Sydney turned to face a man of somewhere between forty and fifty, with close-cropped gray hair and the attire of a groom or stable hand. Amelia had referred to a Keating—an old family retainer or something of the sort.
“I’m here to call on the ladies of the house but I’m afraid I got carried away admiring the garden. Are you John Keating?”
“Depends on who’s asking.” He had his hand on the hip in a way that made Sydney strongly suspect that he had carried a sidearm or at least a knife of some kind. He ordinarily didn’t much appreciate encountering rough-looking men who carried weapons but he found that he was glad Amelia had on hand a man who was willing to spill blood for her.
“I’m Sydney Goddard.”
“The duke’s friend,” Keating said suspiciously. “You’re supposed to be in Manchester.”
“I only now returned.” He gestured to his satchel. “And I have parcels for the women.”
“Miss Allenby’s indoors,” Keating said, with a strongly impliedI’ll be watching you.
“Keating,” came a high, clear voice. “I found this interloper being frightened out of his wits by Georgiana’s cat.” Nan trailed rather sheepishly behind her mistress. Beside Sydney, Fancy’s ears pricked up. “She was hiding under the sofa.”
“Not my dog, not my problem, miss,” Keating said, very much with the air of a man who has had the same conversation many times.
“Keating,” Amelia protested, laughing, “she has to be somebody’s dog.” She was dressed in one of her plain walking dresses and her bonnet was under her arm, her hair in a neat knot at the back of her head. He wanted to memorize the sight of her, learn her entirely by heart, so he could think of her the next time he was away.
“She’s her own dog,” Keating said, but the dog had already gone to hide behind his legs. “You’ve got company.” He shrugged a shoulder in Sydney’s direction.
Her face broke out in a smile before Sydney could explain that he was only stopping by and would leave if she didn’t like it. He had seen a dozen varieties of her smile and knew them all by heart, and he knew this one to be genuine. He smiled back.

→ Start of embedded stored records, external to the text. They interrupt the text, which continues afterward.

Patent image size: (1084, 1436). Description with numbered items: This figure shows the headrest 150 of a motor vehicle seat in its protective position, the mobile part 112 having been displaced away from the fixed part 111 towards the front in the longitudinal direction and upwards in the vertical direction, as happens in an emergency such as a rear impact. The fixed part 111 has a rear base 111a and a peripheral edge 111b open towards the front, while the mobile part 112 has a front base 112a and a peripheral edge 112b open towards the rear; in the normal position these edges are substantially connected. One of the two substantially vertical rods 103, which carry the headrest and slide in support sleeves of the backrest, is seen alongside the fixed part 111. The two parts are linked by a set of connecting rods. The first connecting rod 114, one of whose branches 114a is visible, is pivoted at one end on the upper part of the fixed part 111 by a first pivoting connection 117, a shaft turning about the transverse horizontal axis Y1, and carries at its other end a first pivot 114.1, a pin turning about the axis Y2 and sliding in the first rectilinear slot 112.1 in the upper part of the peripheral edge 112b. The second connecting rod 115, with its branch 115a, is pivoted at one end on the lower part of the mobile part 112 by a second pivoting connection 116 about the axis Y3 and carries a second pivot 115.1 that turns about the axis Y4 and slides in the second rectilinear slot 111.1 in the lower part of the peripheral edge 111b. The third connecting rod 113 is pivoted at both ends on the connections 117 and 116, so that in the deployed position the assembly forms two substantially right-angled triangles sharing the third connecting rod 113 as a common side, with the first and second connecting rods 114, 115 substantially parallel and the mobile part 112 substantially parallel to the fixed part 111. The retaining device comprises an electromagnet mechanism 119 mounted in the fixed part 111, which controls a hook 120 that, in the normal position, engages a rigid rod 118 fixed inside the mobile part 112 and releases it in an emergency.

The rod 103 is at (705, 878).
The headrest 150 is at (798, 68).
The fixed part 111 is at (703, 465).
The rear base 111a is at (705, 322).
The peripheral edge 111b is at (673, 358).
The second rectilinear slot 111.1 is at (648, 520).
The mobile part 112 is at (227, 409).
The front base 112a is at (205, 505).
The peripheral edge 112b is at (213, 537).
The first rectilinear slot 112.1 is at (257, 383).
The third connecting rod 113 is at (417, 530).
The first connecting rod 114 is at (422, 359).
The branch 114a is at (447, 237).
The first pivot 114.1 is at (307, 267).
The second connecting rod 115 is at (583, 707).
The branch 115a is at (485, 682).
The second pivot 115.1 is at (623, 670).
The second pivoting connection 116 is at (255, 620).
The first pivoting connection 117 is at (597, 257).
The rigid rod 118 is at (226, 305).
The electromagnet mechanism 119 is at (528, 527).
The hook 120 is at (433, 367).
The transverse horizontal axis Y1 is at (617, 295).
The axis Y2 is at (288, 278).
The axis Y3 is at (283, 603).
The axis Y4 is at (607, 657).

“We didn’t expect you until tomorrow,” she said. “And what have you done with your face!”
“I shaved before my meeting,” he said, absently running a hand over the stubble that had already grown in on his jaw. “I finished my work early and—” And he couldn’t stay away, that was the bare fact of the thing. “I have half a bolt of nankeen and three books,” he said, taking off his satchel.
“Bring it indoors,” she said. “Georgiana’s at Pelham Hall and I’d love to give you tea instead of doing any work. I have scones! Janet made them with the good sugar. The fair sugar. Free sugar? The sort that’s mentioned in your mother’s book.”